Jean-Paul DUHALDE
Le syndicat ELB célèbre ses quarante ans de manière festive et revendicative, dans un contexte de crise où le monde paysan subit de plein fouet l’explosion des coûts.
Prix des céréales + 4 %, prix des protéines + 60%, prix des fourrages + 25% ; carburants, énergie, intrants, tous les coûts explosent. Pour certains, c’est la sécheresse, la canicule, le marché et surtout la guerre en Ukraine. Autant de phénomènes et d’événements sur lesquels nous, paysans, n’avons, à première vue, aucun contrôle et que nous serions donc condamnés à subir.
ELB a rencontré récemment les principaux organismes stockeurs et vendeurs d’aliments céréaliers. Ceux-ci, nous ayant d’abord assurés qu’il n’y avait pas de spéculation de leur part, ont fini par concéder que les principaux spéculateurs étaient les organisations financières et autres fonds d’investissements qui profitent de la guerre pour faire flamber les prix.
La fameuse “main invisible” du marché régissant le rapport de l’offre et de la demande ne serait donc pas si “invisible” que cela : les stocks de céréales étant à un niveau jamais égalé à cette période de l’année, à qui profite le crime ?
Comme souvent, les grands gagnants de la crise ont des noms, ceux des magnats de l’agro-industrie, et perpétuent un système qui sert leurs intérêts, celui du libre échange et de la libre concurrence.
Mais nous avons quand même du mal à croire que la tonne de maïs achetée autour de 200€/t et vendue à plus de 300€/t ne fait pas le bonheur de quelques intermédiaires, parmi lesquels nos grosses coopératives !
De leur côté, les banques ont de plus en plus de mal à nous “prêter” de l’argent, ou du moins prêtent plus facilement à ceux qui en sont bien pourvus. Les tarifs de leurs services ne cessent cependant d’augmenter… et leurs bénéfices avec. Malgré —ou grâce— à la crise sanitaire, le groupe Crédit Agricole a doublé son bénéfice net en 2021 en engrangeant la coquette somme de 9,1 milliards d’euros…
Les assurances, les machines, les matériaux de construction, tout, vraiment tout, explose, sauf les prix de vente de nos produits. “Pour préserver notre stabilité financière face à une hausse générale des coûts, nous devons hausser les prix”, entend on sans discontinuer.
Question : et nous, comment doit-on s’y prendre pour préserver la stabilité financière de nos fermes ? Comment doit-on faire face à la flambée de nos coûts de production ? Du côté des débouchés, les supermarchés ne sont pas en reste.
Les prix à la consommation flambent sans que les producteurs en ressentent les contreparties.

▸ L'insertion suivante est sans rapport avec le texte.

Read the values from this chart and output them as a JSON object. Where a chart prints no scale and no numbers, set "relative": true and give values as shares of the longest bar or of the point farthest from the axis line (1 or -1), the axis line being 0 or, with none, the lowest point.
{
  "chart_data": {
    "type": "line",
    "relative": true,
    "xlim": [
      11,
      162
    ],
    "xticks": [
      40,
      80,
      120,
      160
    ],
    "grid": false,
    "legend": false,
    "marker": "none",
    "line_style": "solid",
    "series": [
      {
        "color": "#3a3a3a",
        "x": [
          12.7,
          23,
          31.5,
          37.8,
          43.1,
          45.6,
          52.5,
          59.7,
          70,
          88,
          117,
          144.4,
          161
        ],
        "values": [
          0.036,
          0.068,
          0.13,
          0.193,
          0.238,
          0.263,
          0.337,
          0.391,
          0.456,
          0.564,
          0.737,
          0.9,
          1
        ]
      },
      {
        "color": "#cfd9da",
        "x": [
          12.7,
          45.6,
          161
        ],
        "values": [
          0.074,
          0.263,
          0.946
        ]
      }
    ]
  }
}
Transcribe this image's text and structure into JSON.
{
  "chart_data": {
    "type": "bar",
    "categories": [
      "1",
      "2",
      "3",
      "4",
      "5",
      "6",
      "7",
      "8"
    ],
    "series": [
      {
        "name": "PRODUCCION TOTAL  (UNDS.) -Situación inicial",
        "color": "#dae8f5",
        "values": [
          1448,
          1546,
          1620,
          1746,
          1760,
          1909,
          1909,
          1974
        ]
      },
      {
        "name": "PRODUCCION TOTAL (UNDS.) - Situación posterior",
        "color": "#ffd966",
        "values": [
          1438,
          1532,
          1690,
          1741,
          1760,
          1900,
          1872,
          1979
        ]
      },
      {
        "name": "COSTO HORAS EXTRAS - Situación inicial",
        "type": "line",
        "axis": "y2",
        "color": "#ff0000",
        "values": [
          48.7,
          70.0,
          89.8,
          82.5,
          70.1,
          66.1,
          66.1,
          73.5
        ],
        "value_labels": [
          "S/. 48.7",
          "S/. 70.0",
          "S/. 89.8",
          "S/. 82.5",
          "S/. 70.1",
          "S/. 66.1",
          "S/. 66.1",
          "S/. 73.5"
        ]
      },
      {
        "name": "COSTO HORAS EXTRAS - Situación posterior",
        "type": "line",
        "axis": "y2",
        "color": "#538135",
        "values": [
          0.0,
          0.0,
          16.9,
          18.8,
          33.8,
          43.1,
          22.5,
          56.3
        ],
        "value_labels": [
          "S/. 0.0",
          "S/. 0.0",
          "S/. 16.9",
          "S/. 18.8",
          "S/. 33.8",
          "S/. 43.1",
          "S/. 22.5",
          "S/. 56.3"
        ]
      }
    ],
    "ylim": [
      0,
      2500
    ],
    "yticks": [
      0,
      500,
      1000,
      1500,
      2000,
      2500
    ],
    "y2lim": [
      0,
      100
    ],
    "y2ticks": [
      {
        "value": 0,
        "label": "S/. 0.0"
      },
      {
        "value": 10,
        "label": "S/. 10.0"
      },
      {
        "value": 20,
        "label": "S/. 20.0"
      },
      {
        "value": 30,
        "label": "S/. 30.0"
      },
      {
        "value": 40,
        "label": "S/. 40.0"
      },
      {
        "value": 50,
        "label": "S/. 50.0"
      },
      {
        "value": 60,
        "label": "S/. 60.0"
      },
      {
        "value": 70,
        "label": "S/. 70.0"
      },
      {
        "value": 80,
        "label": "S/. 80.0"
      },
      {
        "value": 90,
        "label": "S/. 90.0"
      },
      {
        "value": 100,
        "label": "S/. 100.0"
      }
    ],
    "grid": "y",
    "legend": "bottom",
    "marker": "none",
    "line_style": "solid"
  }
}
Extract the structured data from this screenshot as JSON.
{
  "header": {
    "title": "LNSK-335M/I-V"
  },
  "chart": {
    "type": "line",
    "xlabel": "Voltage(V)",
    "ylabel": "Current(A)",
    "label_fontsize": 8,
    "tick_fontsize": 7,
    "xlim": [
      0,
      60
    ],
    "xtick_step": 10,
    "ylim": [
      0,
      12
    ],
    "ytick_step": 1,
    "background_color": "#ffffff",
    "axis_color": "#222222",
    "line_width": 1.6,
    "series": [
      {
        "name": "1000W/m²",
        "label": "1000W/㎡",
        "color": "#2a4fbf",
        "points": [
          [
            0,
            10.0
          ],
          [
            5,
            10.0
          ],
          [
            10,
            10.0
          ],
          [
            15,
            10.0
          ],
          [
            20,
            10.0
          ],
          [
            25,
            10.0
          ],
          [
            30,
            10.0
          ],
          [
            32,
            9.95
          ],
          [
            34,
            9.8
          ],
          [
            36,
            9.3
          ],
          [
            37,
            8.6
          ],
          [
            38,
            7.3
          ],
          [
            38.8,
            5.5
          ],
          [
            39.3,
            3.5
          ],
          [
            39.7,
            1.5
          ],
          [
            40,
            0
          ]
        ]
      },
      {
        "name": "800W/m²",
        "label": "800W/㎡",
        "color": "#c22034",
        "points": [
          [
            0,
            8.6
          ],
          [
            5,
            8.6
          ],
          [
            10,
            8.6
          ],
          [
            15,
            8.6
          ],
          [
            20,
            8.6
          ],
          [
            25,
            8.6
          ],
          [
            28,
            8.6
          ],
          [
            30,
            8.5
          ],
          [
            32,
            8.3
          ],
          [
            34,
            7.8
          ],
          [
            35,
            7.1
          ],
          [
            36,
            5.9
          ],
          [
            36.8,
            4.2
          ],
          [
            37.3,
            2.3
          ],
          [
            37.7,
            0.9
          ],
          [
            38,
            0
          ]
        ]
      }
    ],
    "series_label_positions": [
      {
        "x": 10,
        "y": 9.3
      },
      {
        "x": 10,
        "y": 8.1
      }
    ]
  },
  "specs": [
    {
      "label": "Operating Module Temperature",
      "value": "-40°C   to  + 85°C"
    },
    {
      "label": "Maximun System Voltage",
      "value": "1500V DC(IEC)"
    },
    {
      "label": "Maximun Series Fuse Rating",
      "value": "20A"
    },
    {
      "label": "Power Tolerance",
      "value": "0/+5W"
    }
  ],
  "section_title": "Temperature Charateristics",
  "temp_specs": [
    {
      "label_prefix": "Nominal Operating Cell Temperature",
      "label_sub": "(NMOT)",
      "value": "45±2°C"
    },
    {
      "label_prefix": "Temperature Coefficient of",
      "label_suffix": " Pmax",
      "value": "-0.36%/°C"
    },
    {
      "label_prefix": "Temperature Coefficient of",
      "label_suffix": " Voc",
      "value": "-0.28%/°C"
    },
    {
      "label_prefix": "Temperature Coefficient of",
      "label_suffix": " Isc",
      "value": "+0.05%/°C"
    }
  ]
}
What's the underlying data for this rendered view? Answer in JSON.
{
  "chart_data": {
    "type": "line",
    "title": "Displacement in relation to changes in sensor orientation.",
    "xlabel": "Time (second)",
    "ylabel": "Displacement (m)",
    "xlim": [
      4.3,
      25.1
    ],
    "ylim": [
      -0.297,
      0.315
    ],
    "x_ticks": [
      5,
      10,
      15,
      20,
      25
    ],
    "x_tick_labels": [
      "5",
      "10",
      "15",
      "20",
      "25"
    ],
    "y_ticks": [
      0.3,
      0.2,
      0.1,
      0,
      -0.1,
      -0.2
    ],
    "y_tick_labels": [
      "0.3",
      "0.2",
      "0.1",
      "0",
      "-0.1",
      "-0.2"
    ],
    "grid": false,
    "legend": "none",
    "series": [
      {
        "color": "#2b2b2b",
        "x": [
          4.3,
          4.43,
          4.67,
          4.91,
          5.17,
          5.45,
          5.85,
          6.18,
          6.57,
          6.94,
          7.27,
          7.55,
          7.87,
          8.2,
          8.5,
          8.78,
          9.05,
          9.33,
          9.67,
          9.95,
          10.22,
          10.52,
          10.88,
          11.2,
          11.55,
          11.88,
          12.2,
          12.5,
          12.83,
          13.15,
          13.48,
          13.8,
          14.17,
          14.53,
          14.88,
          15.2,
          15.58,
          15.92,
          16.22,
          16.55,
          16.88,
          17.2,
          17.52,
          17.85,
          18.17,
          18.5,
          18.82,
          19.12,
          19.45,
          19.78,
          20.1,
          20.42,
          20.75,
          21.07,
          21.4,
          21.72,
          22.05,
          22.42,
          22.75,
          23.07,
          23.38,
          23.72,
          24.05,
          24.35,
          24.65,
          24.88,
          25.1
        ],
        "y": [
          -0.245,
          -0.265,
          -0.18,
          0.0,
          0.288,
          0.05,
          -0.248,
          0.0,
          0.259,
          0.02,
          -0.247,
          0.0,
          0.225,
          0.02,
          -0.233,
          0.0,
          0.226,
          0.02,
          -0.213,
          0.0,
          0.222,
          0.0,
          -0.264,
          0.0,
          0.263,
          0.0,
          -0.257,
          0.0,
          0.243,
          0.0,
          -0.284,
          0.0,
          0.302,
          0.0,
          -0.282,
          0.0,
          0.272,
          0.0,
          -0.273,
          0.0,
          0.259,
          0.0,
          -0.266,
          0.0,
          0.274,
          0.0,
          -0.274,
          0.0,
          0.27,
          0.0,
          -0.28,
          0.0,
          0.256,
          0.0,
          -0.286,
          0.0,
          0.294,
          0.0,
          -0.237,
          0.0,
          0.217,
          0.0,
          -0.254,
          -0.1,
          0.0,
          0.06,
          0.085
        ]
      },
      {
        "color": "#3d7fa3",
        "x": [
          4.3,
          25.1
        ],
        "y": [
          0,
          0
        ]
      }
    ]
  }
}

On attend toujours la fameuse répartition de la valeur ajoutée et les “prix rémunérateurs” tant prônés par les lois Egalim I puis II, mais il faudra sûrement attendre une énième version…
Manifester et fêter 40 ans de luttes
Dans le contexte actuel, difficile d’avoir l’esprit à la fête. Mais pourtant, ELB, le monde paysan, tous ceux qui sont attachés à notre Pays Basque avec une agriculture à taille humaine et saine, se doivent de fêter les 40 ans de notre syndicat. Se rappeler le chemin parcouru, se rappeler de toutes ces luttes qu’on a, et que l’on doit mener pour défendre notre raison d’être : une agriculture paysanne, des fermes vivantes et nombreuses. Se rappeler des mobilisations collectives et massives qui nous permettent de voir encore aujourd’hui une agriculture diverse et dynamique. En deux mots : se rappeler qu’à ELB, on a toujours préféré agir que subir !
Le 10 septembre, le combat ne sera pas pour une filière ou une production précise, mais pour l’ensemble du monde paysan qui subit de plein fouet l’explosion des coûts de production et de cette sécheresse. Il faut qu’on crie haut et fort pour demander des aides justes et concrètes. Pas des aides liées à des volumes ou des niveaux de pertes, mais des aides qui iront indemniser les paysan.nes. Pour cela il n’y a pas que l’État qui doive mettre la main à la poche mais aussi et surtout ceux qui s’engraissent sur notre dos : les banques, les assurances, toute l’industrie agroalimentaire.
Nous manifesterons pour dire que nous n’allons pas nous laisser “plumer”. Il faut qu’ils comprennent qu’ils ont besoin de nous et que sans nous, ils n’auront plus de raison d’être.
Le 10 septembre à Ispoure sera aussi un moment festif pour oublier un peu cette période morose que nous vivons. Faire la fête pour se rappeler que nous sommes là pour vivre avant tout. Et tous les non-paysans solidaires de notre luttes sont invités à être parmi nous le 10 septembre.